Question

The area of the region described by $\mathrm{A}=\{\left(\mathrm{x},\mathrm{y}\right):{\mathrm{x}}^2+{\mathrm{y}}^2\le 1$ and ${\mathrm{y}}^2\le 1-\mathrm{x}\}$ is

• A. $\left(\frac{\mathrm{\pi }}{2}\right)+\left(\frac{4}{3}\right)$
• B. $\left(\frac{\mathrm{\pi }}{2}\right)-\left(\frac{4}{3}\right)$
• C. $\left(\frac{\mathrm{\pi }}{2}\right)-\left(\frac{2}{3}\right)$
• D. $\left(\frac{\mathrm{\pi }}{2}\right)+\left(\frac{2}{3}\right)$

Answer 1

The correct option is A

$\left(\frac{\mathrm{\pi }}{2}\right)+\left(\frac{4}{3}\right)$

Explanation for the correct answer:

Given,

Step-1 Find the point of intersection of curve:

${\mathrm{x}}^2+{\mathrm{y}}^2\le 1$ and ${\mathrm{y}}^2\le 1-\mathrm{x}$

Plotting the curves, we have:

The shaded area is the required area.

To determine the point of intersection of both curves, we equate the equation,

${\mathrm{x}}^2+{\mathrm{y}}^2=1\dots \left(1\right)$

${\mathrm{y}}^2=1-\mathrm{x}\dots \left(2\right)$

Substitute the value of $y^2$ in equation $\left(1\right)$, we get

$$\begin{gathered} \Rightarrow x^2+1-x=1 \\ \Rightarrow x^2-x=0 \\ \Rightarrow x\left(x-1\right)=0 \\ \Rightarrow x=0\text{and}1 \end{gathered}$$

Substitute the value of $x$in equation $\left(2\right)$.

For , $x=0$

$$\begin{gathered} y^2=1-0 \\ =1 \\ \Rightarrow y=\pm 1 \end{gathered}$$

For, $x=1,y=0$

Thus, the points of intersection are $\left(1,0\right),\left(0,1\right),\left(0,-1\right)$.

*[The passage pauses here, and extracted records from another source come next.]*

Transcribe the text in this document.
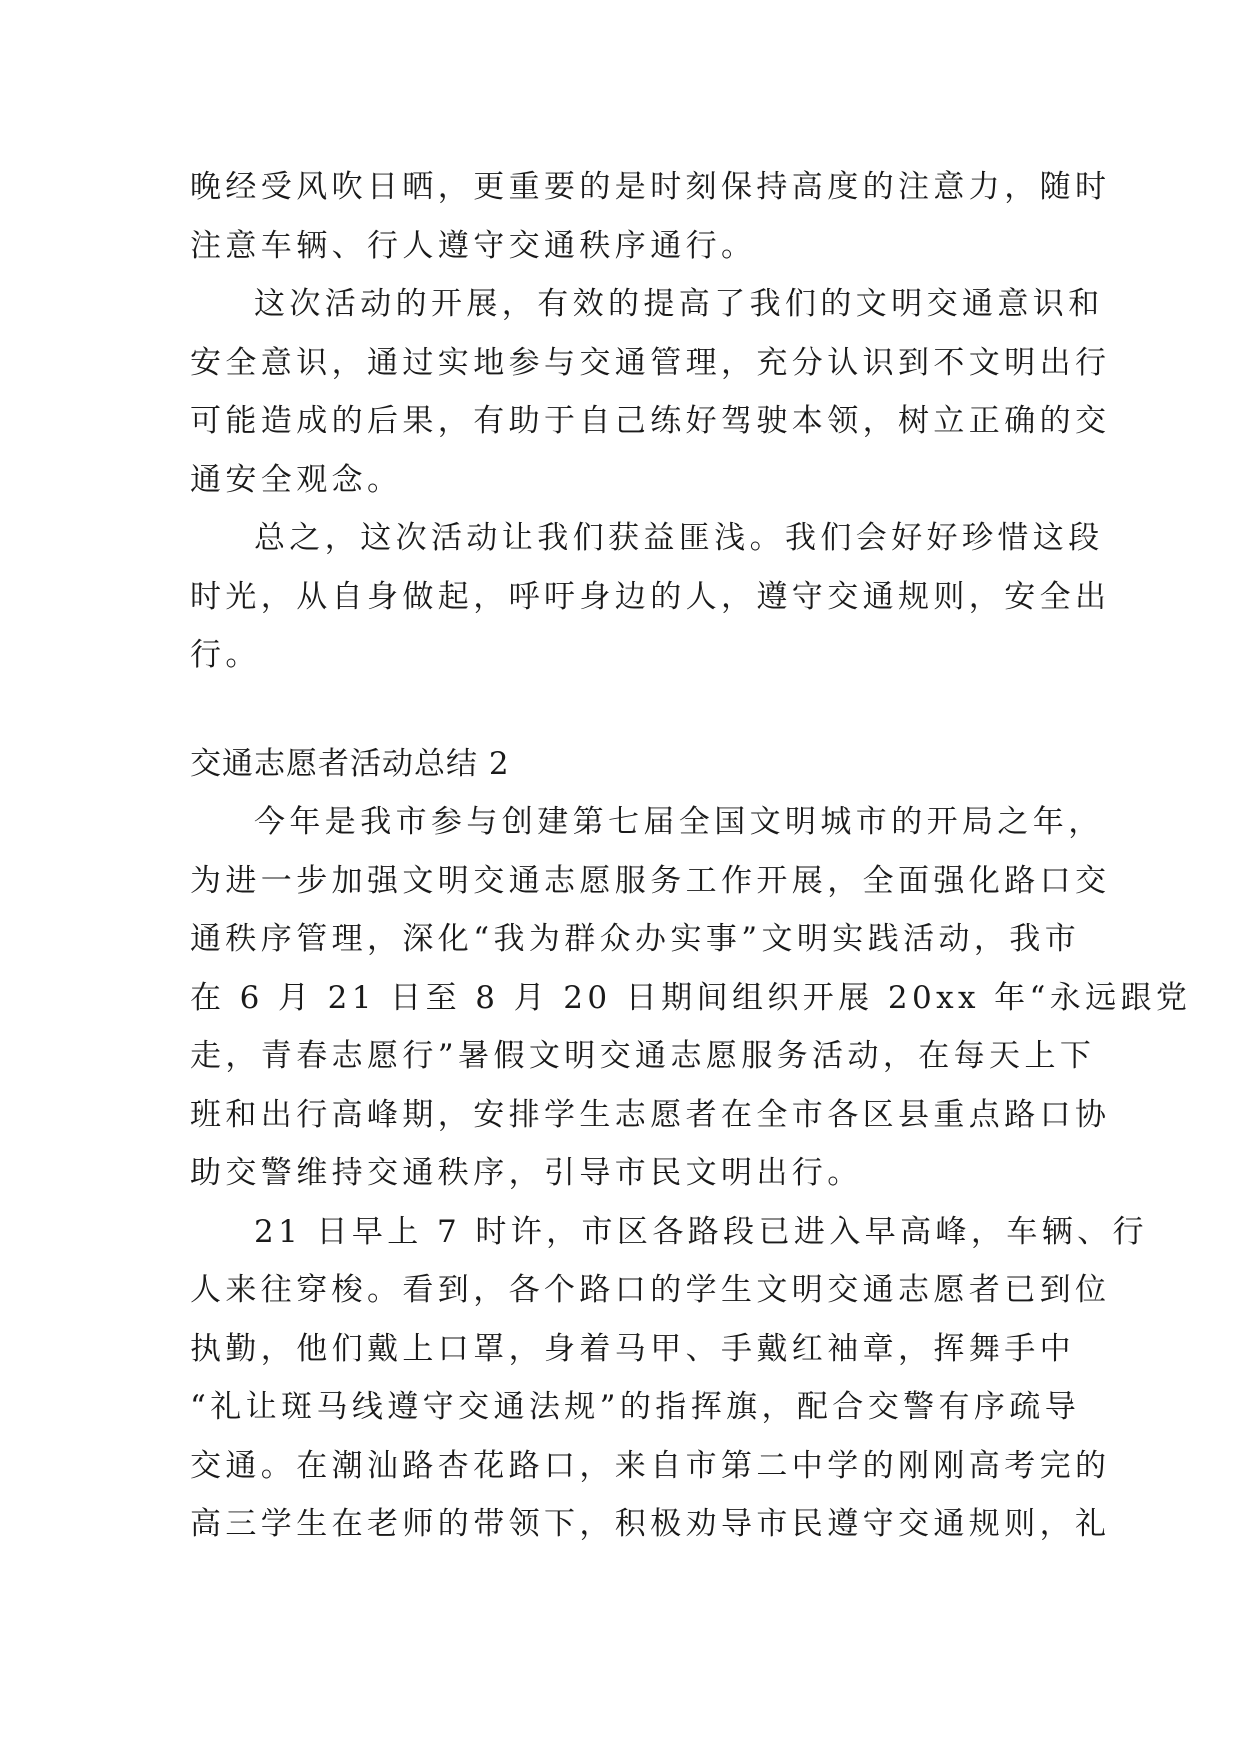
晚经受风吹日晒，更重要的是时刻保持高度的注意力，随时
注意车辆、行人遵守交通秩序通行。
这次活动的开展，有效的提高了我们的文明交通意识和
安全意识，通过实地参与交通管理，充分认识到不文明出行
可能造成的后果，有助于自己练好驾驶本领，树立正确的交
通安全观念。
总之，这次活动让我们获益匪浅。我们会好好珍惜这段
时光，从自身做起，呼吁身边的人，遵守交通规则，安全出
行。
交通志愿者活动总结 2
今年是我市参与创建第七届全国文明城市的开局之年，
为进一步加强文明交通志愿服务工作开展，全面强化路口交
通秩序管理，深化“我为群众办实事”文明实践活动，我市
在 6 月 21 日至 8 月 20 日期间组织开展 20xx 年“永远跟党
走，青春志愿行”暑假文明交通志愿服务活动，在每天上下
班和出行高峰期，安排学生志愿者在全市各区县重点路口协
助交警维持交通秩序，引导市民文明出行。
21 日早上 7 时许，市区各路段已进入早高峰，车辆、行
人来往穿梭。看到，各个路口的学生文明交通志愿者已到位
执勤，他们戴上口罩，身着马甲、手戴红袖章，挥舞手中
“礼让斑马线遵守交通法规”的指挥旗，配合交警有序疏导
交通。在潮汕路杏花路口，来自市第二中学的刚刚高考完的
高三学生在老师的带领下，积极劝导市民遵守交通规则，礼
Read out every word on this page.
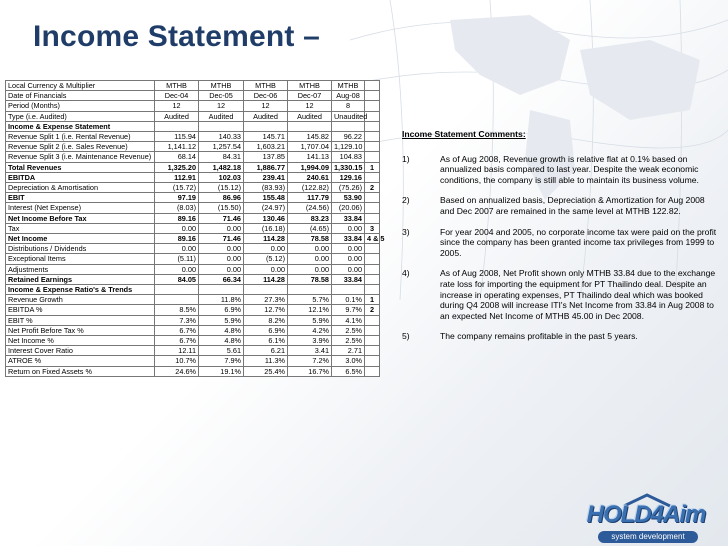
Income Statement –
Local Currency & Multiplier	MTHB	MTHB	MTHB	MTHB	MTHB		
Date of Financials	Dec-04	Dec-05	Dec-06	Dec-07	Aug-08		
Period (Months)	12	12	12	12	8		
Type (i.e. Audited)	Audited	Audited	Audited	Audited	Unaudited		
Income & Expense Statement							
Revenue Split 1 (i.e. Rental Revenue)	115.94	140.33	145.71	145.82	96.22		
Revenue Split 2 (i.e. Sales Revenue)	1,141.12	1,257.54	1,603.21	1,707.04	1,129.10		
Revenue Split 3 (i.e. Maintenance Revenue)	68.14	84.31	137.85	141.13	104.83		
Total Revenues	1,325.20	1,482.18	1,886.77	1,994.09	1,330.15	1	
EBITDA	112.91	102.03	239.41	240.61	129.16		
Depreciation & Amortisation	(15.72)	(15.12)	(83.93)	(122.82)	(75.26)	2	
EBIT	97.19	86.96	155.48	117.79	53.90		
Interest (Net Expense)	(8.03)	(15.50)	(24.97)	(24.56)	(20.06)		
Net Income Before Tax	89.16	71.46	130.46	83.23	33.84		
Tax	0.00	0.00	(16.18)	(4.65)	0.00	3	
Net Income	89.16	71.46	114.28	78.58	33.84	4 & 5	
Distributions / Dividends	0.00	0.00	0.00	0.00	0.00		
Exceptional Items	(5.11)	0.00	(5.12)	0.00	0.00		
Adjustments	0.00	0.00	0.00	0.00	0.00		
Retained Earnings	84.05	66.34	114.28	78.58	33.84		
Income & Expense Ratio's & Trends							
Revenue Growth		11.8%	27.3%	5.7%	0.1%	1	
EBITDA %	8.5%	6.9%	12.7%	12.1%	9.7%	2	
EBIT %	7.3%	5.9%	8.2%	5.9%	4.1%		
Net Profit Before Tax %	6.7%	4.8%	6.9%	4.2%	2.5%		
Net Income %	6.7%	4.8%	6.1%	3.9%	2.5%		
Interest Cover Ratio	12.11	5.61	6.21	3.41	2.71		
ATROE %	10.7%	7.9%	11.3%	7.2%	3.0%		
Return on Fixed Assets %	24.6%	19.1%	25.4%	16.7%	6.5%		
Income Statement Comments:
1)	As of Aug 2008, Revenue growth is relative flat at 0.1% based on annualized basis compared to last year. Despite the weak economic conditions, the company is still able to maintain its business volume.
2)	Based on annualized basis, Depreciation & Amortization for Aug 2008 and Dec 2007 are remained in the same level at MTHB 122.82.
3)	For year 2004 and 2005, no corporate income tax were paid on the profit since the company has been granted income tax privileges from 1999 to 2005.
4)	As of Aug 2008, Net Profit shown only MTHB 33.84 due to the exchange rate loss for importing the equipment for PT Thailindo deal. Despite an increase in operating expenses, PT Thailindo deal which was booked during Q4 2008 will increase ITI's Net Income from 33.84 in Aug 2008 to an expected Net Income of MTHB 45.00 in Dec 2008.
5)	The company remains profitable in the past 5 years.
HOLD4Aim
system development
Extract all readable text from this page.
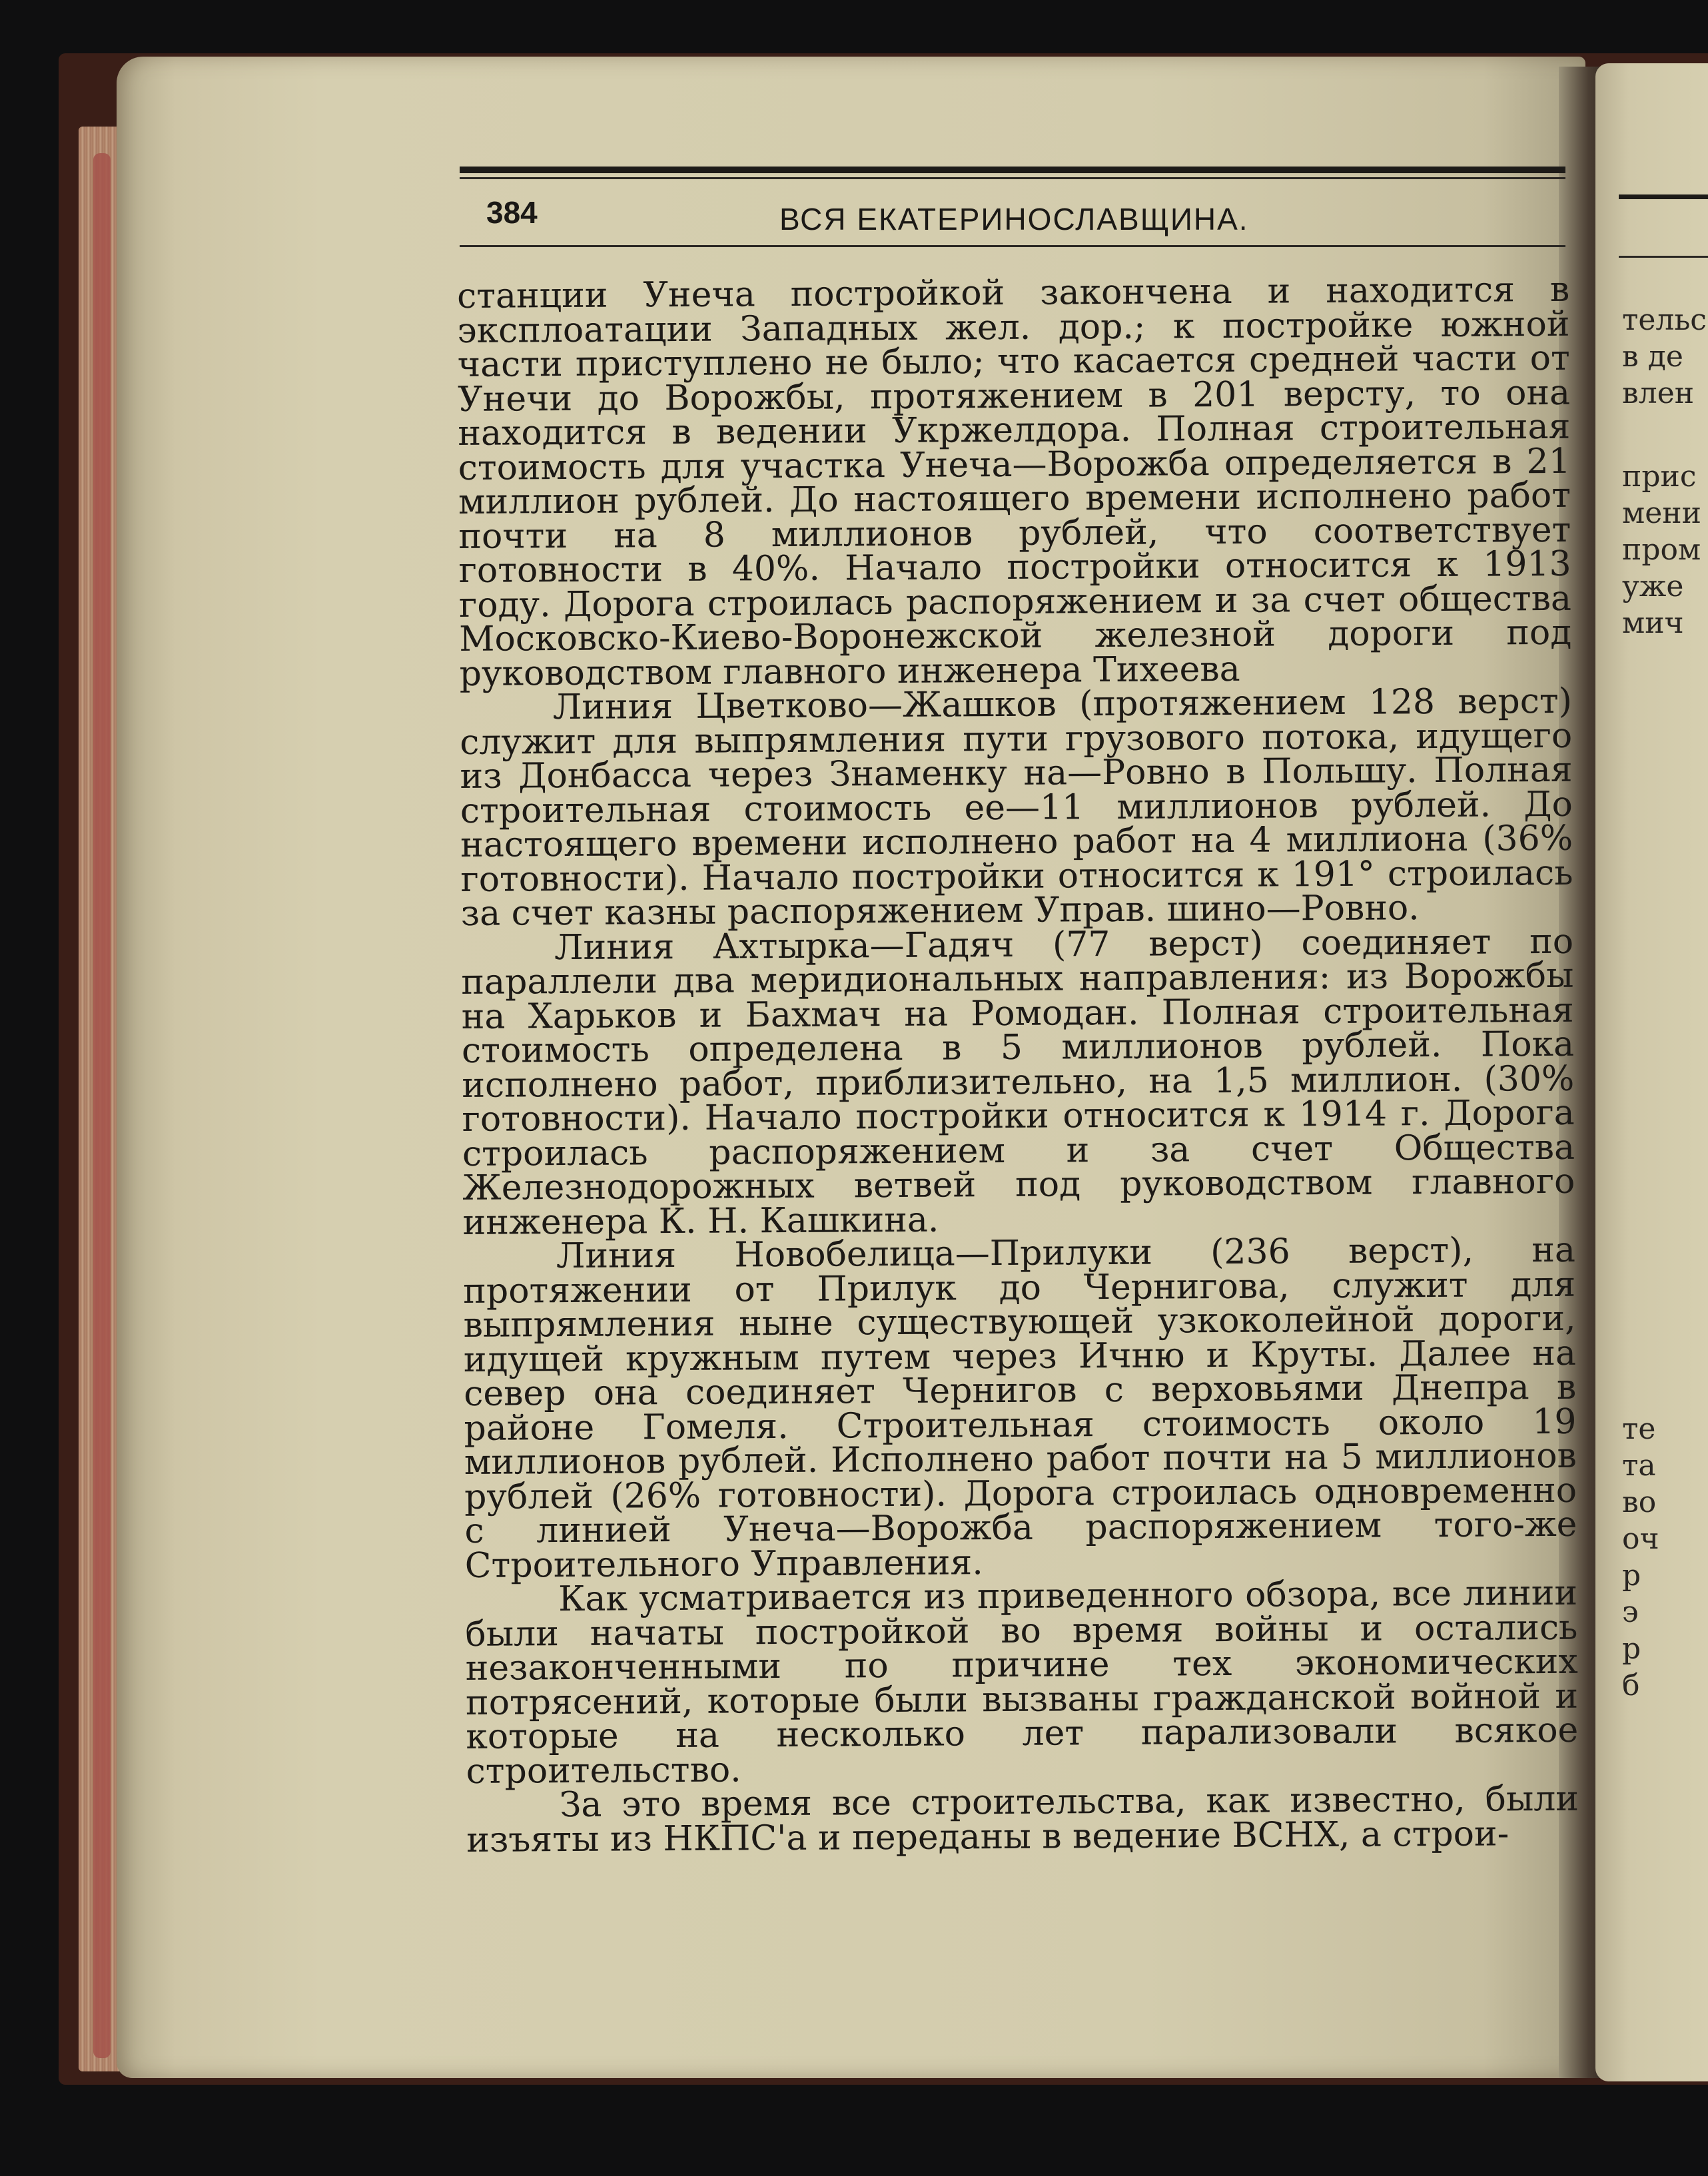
384	ВСЯ ЕКАТЕРИНОСЛАВЩИНА.

станции Унеча постройкой закончена и находится в эксплоатации Западных жел. дор.; к постройке южной части приступлено не было; что касается средней части от Унечи до Ворожбы, протяжением в 201 версту, то она находится в ведении Укржелдора. Полная строительная стоимость для участка Унеча—Ворожба определяется в 21 миллион рублей. До настоящего времени исполнено работ почти на 8 миллионов рублей, что соответствует готовности в 40%. Начало постройки относится к 1913 году. Дорога строилась распоряжением и за счет общества Московско-Киево-Воронежской железной дороги под руководством главного инженера Тихеева

Линия Цветково—Жашков (протяжением 128 верст) служит для выпрямления пути грузового потока, идущего из Донбасса через Знаменку на—Ровно в Польшу. Полная строительная стоимость ее—11 миллионов рублей. До настоящего времени исполнено работ на 4 миллиона (36% готовности). Начало постройки относится к 191° строилась за счет казны распоряжением Управ. шино—Ровно.

Линия Ахтырка—Гадяч (77 верст) соединяет по параллели два меридиональных направления: из Ворожбы на Харьков и Бахмач на Ромодан. Полная строительная стоимость определена в 5 миллионов рублей. Пока исполнено работ, приблизительно, на 1,5 миллион. (30% готовности). Начало постройки относится к 1914 г. Дорога строилась распоряжением и за счет Общества Железнодорожных ветвей под руководством главного инженера К. Н. Кашкина.

Линия Новобелица—Прилуки (236 верст), на протяжении от Прилук до Чернигова, служит для выпрямления ныне существующей узкоколейной дороги, идущей кружным путем через Ичню и Круты. Далее на север она соединяет Чернигов с верховьями Днепра в районе Гомеля. Строительная стоимость около 19 миллионов рублей. Исполнено работ почти на 5 миллионов рублей (26% готовности). Дорога строилась одновременно с линией Унеча—Ворожба распоряжением того-же Строительного Управления.

Как усматривается из приведенного обзора, все линии были начаты постройкой во время войны и остались незаконченными по причине тех экономических потрясений, которые были вызваны гражданской войной и которые на несколько лет парализовали всякое строительство.

За это время все строительства, как известно, были изъяты из НКПС'а и переданы в ведение ВСНХ, а строи-

тельс
в де
влен
прис
мени
пром
уже
мич
те
та
во
оч
р
э
р
б
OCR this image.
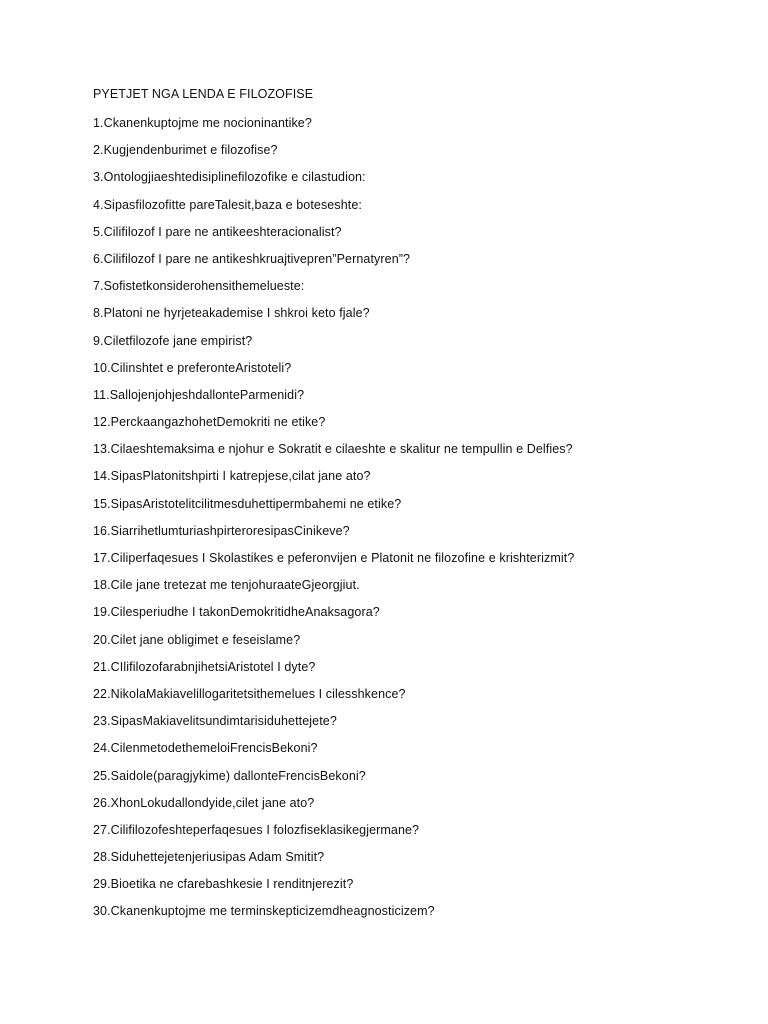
PYETJET NGA LENDA E FILOZOFISE
1.Ckanenkuptojme me nocioninantike?
2.Kugjendenburimet e filozofise?
3.Ontologjiaeshtedisiplinefilozofike e cilastudion:
4.Sipasfilozofitte pareTalesit,baza e boteseshte:
5.Cilifilozof I pare ne antikeeshteracionalist?
6.Cilifilozof I pare ne antikeshkruajtivepren”Pernatyren”?
7.Sofistetkonsiderohensithemelueste:
8.Platoni ne hyrjeteakademise I shkroi keto fjale?
9.Ciletfilozofe jane empirist?
10.Cilinshtet e preferonteAristoteli?
11.SallojenjohjeshdallonteParmenidi?
12.PerckaangazhohetDemokriti ne etike?
13.Cilaeshtemaksima e njohur e Sokratit e cilaeshte e skalitur ne tempullin e Delfies?
14.SipasPlatonitshpirti I katrepjese,cilat jane ato?
15.SipasAristotelitcilitmesduhettipermbahemi ne etike?
16.SiarrihetlumturiashpirteroresipasCinikeve?
17.Ciliperfaqesues I Skolastikes e peferonvijen e Platonit ne filozofine e krishterizmit?
18.Cile jane tretezat me tenjohuraateGjeorgjiut.
19.Cilesperiudhe I takonDemokritidheAnaksagora?
20.Cilet jane obligimet e feseislame?
21.CIlifilozofarabnjihetsiAristotel I dyte?
22.NikolaMakiavelillogaritetsithemelues I cilesshkence?
23.SipasMakiavelitsundimtarisiduhettejete?
24.CilenmetodethemeloiFrencisBekoni?
25.Saidole(paragjykime) dallonteFrencisBekoni?
26.XhonLokudallondyide,cilet jane ato?
27.Cilifilozofeshteperfaqesues I folozfiseklasikegjermane?
28.Siduhettejetenjeriusipas Adam Smitit?
29.Bioetika ne cfarebashkesie I renditnjerezit?
30.Ckanenkuptojme me terminskepticizemdheagnosticizem?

Step-2 Area enclosed by the curves:

Area or $A$is given as:

$$\begin{gathered} \mathrm{A}=\text{Area of semi circle}+2{\int }_0^1\sqrt{1-\mathrm{x}}d\mathrm{x} \\ =\frac{{\mathrm{\pi r}}^2}{2}+2{\left[\frac{-{(1-\mathrm{x})}^{{\displaystyle \frac{3}{2}}}}{{\displaystyle \frac{3}{2}}}\right]}_0^1\left(\text{As per formula,}\int x^{n}dx=\frac{x^{n+1}}{n+1}\right) \\ =\frac{\mathrm{\pi }}{2}+2\times \frac{2}{3}\mathbf{}\mathbf{(}\mathit{r}\mathbf{}\mathbf{=}\mathbf{1}\mathbf{,}\mathbf{\text{for equation}}\mathbf{}{\mathit{x}}^{\mathbf{2}}\mathbf{+}{\mathit{y}}^{\mathbf{2}}\mathbf{}\mathbf{=}\mathbf{}{\mathit{r}}^{\mathbf{2}}\mathbf{)} \\ =\frac{\mathrm{\pi }}{2}+\frac{4}{3}\mathrm{sq}\mathrm{units} \end{gathered}$$

Hence, option (A) is the correct answer.